These islands

Tolerant parenting nil, intolerant parenting nil
April 19, 2001

My first child was a girl. From the outset she was a dolls and tea sets child. Other children occasionally pressed toy guns on her when she went to play in their houses. Out of politeness she played with them. She had no choice, she felt. And she was always very diplomatic, always fitted in with other children. But she had no appetite for guns or indeed anything boyish.

Her mother gave her a garage once, in order to rectify this. Our daughter was appalled. She recognised, as children do, the ideological premise behind the gift. The garage went in the loft and she went on playing with Barbie.

Our next child was a boy. When he was two we got the toy garage down. He loved it and he loved guns as well. He should have them, I thought. I was forbidden war toys as a child and banned from playing war games. Yet despite paternal prohibition, I pined for guns and played war games incessantly in secret. I didn't want my son having that. Furthermore, despite my fixation as a child, I hadn't gone anywhere near the army when I grew up.

Childhood games don't determine your course in life. My wife, however, thought differently. She didn't want war toys in the house. And when our son wanted to play war, she would always suggest he do something constructive instead. Like making a Lego castle.

But the more she tried to canalise his energy away from death and into life, the more interested he became in weapons and war. Finally, during supper one evening, he chewed his slice of bread into the shape of revolver and shot at everyone with it. That was it. His mother knew then that she was truly beat.

The next day she returned from the local toyshop. Not with a plastic Winchester repeater or a Browning Automatic (for which I yearned as a boy) but with a flintlock revolver with an engraved barrel. Because it was more an aesthetic object than a gun, she explained, it was easier to square with her conscience.

Our son received his gift with delight. But we'd started on the slippery slope. Within months, all maternal opposition crumpled. Uzis and M3s as well as swords and bows and arrows flooded in. For a while, our son and his younger brother (when he came along) played war obsessively.

Then they outgrew this pastime. The guns went away. They rarely came out after that except when the sons of anti-gun liberals came to play. They loved our house. They could play fiendish games of war here, and while they did so, their mothers would mutter "I don't know what's got into him. He's never like this at home."

I would nod sympathetically at these remarks, glowing inwardly with self-satisfaction. The liberal nay-sayers had turned their children into potential warmongers. My sons, on the other hand, whose aggression was tolerated, had eventually lost interest in war toys and games (except when their friends insisted) and now looked set to mature into gentle men. Tolerance not prohibition had proved the better path.

And so I believed until the first born son appeared with a pamphlet from the Army Cadet Force. "I want to join," he said fiercely, "all my friends are."

He'd get to go up in a helicopter, learn to march, and fire a gun, he said. "No," his mother replied flatly. But his will proved stronger than ours.

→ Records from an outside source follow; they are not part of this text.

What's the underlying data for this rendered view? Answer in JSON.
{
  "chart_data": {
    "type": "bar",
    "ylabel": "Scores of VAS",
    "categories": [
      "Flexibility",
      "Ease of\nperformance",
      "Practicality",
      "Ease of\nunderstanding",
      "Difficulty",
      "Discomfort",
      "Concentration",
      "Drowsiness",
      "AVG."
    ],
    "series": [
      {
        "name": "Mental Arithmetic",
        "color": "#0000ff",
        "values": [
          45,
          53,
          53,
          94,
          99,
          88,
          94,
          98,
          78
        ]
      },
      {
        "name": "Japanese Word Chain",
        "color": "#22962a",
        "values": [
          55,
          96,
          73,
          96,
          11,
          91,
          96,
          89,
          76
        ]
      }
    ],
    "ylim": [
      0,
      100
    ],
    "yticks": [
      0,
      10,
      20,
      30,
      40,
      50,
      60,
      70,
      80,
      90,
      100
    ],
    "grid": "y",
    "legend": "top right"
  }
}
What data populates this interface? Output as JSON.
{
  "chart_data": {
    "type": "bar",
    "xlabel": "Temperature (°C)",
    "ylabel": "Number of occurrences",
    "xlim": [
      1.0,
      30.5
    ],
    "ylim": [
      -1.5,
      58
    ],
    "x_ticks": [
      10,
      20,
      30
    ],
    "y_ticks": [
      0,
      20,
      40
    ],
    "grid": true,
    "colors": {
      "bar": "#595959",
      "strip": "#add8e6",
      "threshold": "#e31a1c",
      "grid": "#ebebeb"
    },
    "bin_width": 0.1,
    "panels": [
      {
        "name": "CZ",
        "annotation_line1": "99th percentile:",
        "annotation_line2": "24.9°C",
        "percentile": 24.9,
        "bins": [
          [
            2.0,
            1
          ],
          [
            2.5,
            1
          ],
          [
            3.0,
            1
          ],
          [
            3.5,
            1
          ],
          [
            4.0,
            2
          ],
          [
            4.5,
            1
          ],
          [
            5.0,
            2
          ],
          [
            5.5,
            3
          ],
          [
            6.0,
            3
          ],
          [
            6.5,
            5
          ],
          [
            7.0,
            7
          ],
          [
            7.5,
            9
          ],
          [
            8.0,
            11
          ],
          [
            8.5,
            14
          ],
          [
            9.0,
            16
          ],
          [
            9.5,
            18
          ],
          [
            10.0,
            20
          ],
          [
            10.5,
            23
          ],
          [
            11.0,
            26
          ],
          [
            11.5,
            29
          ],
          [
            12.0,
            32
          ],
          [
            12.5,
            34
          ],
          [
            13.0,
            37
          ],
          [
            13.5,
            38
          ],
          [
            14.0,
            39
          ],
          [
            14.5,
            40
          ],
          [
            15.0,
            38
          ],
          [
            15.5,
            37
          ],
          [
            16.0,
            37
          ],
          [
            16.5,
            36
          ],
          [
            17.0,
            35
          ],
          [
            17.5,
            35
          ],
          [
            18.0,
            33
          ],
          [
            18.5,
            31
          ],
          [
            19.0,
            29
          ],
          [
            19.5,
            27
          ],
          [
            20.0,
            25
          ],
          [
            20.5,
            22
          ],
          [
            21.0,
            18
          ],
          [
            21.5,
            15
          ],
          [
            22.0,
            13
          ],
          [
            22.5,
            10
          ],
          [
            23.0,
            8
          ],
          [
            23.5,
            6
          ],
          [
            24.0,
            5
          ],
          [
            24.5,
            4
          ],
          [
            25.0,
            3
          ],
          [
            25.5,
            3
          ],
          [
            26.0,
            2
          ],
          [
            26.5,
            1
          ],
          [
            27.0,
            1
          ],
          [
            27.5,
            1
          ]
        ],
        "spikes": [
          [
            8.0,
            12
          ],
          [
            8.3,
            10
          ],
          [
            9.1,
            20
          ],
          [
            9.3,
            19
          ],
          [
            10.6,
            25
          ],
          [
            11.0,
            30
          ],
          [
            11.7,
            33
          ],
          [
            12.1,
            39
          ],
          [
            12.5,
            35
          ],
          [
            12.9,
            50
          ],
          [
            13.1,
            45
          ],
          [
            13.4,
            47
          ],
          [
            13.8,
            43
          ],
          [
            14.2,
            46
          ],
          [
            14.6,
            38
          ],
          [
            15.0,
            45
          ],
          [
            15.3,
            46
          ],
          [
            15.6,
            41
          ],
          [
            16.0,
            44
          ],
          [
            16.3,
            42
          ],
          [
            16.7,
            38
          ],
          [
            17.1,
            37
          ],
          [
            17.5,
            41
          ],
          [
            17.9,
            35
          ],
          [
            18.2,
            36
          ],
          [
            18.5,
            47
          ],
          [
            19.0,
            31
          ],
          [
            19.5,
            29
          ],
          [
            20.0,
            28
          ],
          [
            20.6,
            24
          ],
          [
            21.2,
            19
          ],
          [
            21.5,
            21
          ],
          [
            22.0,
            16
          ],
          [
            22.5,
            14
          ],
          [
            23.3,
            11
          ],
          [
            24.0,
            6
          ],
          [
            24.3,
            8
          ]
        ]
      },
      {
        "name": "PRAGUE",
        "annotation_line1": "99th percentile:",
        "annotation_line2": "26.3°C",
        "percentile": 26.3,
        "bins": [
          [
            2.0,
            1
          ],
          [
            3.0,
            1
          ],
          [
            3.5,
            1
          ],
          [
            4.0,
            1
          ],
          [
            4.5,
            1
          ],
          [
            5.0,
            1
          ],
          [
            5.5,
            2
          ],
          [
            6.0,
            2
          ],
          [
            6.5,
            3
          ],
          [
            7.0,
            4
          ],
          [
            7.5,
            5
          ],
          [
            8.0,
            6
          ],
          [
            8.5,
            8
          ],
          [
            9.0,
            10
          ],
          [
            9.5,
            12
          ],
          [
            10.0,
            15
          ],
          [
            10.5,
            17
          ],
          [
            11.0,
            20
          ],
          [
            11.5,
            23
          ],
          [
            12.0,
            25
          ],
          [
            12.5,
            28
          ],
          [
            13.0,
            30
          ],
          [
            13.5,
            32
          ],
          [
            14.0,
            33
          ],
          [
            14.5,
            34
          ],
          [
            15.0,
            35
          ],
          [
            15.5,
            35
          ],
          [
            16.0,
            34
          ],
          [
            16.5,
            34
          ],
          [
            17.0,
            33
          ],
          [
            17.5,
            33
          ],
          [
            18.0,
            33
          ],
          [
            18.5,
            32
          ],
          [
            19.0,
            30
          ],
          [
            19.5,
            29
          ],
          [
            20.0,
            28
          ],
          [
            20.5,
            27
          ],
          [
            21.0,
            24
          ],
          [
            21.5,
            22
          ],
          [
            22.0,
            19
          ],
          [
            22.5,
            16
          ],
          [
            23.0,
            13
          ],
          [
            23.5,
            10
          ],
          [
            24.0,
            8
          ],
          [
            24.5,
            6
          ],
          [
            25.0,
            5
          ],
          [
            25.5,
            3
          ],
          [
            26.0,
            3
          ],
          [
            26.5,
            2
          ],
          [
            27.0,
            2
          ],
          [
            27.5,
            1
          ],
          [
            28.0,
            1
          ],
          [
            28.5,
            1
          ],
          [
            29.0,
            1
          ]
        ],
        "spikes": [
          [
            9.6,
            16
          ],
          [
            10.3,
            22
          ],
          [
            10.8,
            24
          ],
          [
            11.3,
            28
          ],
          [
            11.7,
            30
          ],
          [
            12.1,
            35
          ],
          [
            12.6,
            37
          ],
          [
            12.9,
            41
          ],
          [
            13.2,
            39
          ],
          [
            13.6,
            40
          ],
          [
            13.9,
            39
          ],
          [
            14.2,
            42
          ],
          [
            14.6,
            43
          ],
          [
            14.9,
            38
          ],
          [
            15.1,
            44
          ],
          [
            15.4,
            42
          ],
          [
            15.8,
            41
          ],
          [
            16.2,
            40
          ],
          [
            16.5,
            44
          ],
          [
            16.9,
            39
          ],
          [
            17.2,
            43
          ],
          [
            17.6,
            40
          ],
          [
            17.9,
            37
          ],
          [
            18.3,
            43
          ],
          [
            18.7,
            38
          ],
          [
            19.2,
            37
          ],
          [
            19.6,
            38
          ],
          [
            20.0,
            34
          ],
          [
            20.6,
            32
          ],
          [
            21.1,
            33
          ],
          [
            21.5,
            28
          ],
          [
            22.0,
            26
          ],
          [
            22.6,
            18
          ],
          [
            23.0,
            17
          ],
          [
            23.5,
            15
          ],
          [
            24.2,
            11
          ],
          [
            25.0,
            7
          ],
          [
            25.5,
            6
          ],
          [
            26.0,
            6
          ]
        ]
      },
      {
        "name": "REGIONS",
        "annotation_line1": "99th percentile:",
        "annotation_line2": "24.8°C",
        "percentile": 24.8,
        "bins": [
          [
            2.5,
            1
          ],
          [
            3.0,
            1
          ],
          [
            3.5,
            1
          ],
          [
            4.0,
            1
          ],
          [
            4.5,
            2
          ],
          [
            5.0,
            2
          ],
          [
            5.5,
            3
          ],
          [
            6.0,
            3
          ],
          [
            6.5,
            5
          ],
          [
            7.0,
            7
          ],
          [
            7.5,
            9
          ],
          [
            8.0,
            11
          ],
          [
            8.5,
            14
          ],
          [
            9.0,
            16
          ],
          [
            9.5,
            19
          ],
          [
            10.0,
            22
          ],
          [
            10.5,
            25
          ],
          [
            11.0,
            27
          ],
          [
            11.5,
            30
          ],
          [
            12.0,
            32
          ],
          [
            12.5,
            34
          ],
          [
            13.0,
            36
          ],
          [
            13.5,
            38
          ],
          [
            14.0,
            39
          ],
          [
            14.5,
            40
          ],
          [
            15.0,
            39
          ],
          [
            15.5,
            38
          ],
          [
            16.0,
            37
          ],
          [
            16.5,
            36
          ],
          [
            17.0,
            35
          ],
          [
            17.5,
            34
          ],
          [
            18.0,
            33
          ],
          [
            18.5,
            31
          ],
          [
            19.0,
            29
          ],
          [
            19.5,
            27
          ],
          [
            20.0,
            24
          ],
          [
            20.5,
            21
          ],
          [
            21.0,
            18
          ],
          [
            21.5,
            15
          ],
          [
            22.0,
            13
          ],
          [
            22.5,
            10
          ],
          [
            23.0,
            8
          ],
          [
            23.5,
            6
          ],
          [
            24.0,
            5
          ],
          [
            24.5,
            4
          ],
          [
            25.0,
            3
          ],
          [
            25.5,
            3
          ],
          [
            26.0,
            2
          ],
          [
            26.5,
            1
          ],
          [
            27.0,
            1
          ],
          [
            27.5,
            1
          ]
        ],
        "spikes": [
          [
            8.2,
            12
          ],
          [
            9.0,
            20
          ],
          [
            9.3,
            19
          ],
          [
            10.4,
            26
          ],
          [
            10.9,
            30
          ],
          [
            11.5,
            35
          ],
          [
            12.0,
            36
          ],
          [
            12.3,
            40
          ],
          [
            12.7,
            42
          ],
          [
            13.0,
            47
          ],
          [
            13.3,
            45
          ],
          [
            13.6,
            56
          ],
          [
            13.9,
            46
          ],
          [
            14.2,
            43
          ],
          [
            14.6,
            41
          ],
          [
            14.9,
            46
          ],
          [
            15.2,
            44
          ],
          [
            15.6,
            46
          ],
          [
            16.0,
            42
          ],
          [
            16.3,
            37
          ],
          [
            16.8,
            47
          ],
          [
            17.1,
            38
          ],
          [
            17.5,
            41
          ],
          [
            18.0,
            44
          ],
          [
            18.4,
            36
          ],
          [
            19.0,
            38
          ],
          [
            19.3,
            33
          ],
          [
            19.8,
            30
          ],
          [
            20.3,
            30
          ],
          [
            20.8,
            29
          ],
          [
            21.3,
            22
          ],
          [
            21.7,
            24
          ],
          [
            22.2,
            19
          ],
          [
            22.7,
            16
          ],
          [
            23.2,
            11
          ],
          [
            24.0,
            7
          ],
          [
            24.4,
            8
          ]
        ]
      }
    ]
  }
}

The morning of the open day for potential cadets, I found myself dropping him at the TA centre.

"Ring when you want a lift," I said.

He disappeared into a room where an ex-service man was lecturing boys.

My son rang when it was nearly dark. When I collected him, his expression was doleful.

"Good day?" I asked, as he climbed into the car.

"Rotten. I've been in the TA centre since half eight this morning and I've done nothing. I've wasted a whole day."

"You got to fire a gun."

"For a minute. The rest of the time was marching and regimental history."

Once home I said, "So I can throw away the Cadets consent form? You're not joining."

"Ay."

I was delighted with myself. Everything had turned out right. He saw things my way. Tolerant parenting, one, intolerant parenting, nil.

I opened the stove and was about to lob the form in when he said, "Actually, don't burn it. I might join, you know."

"I thought it was a waste of a day and you weren't going back."

"Yeah, but if my friends do I'll join."

I closed the stove door. So it was lack of mates which was really at the root of his chagrin. Suddenly I saw this wasn't going to be the victory for tolerant parenting I'd assumed. Or expressed another way, whatever you do, whether you prohibit or whether you tolerate, in the end the child will always follow his own sweet way.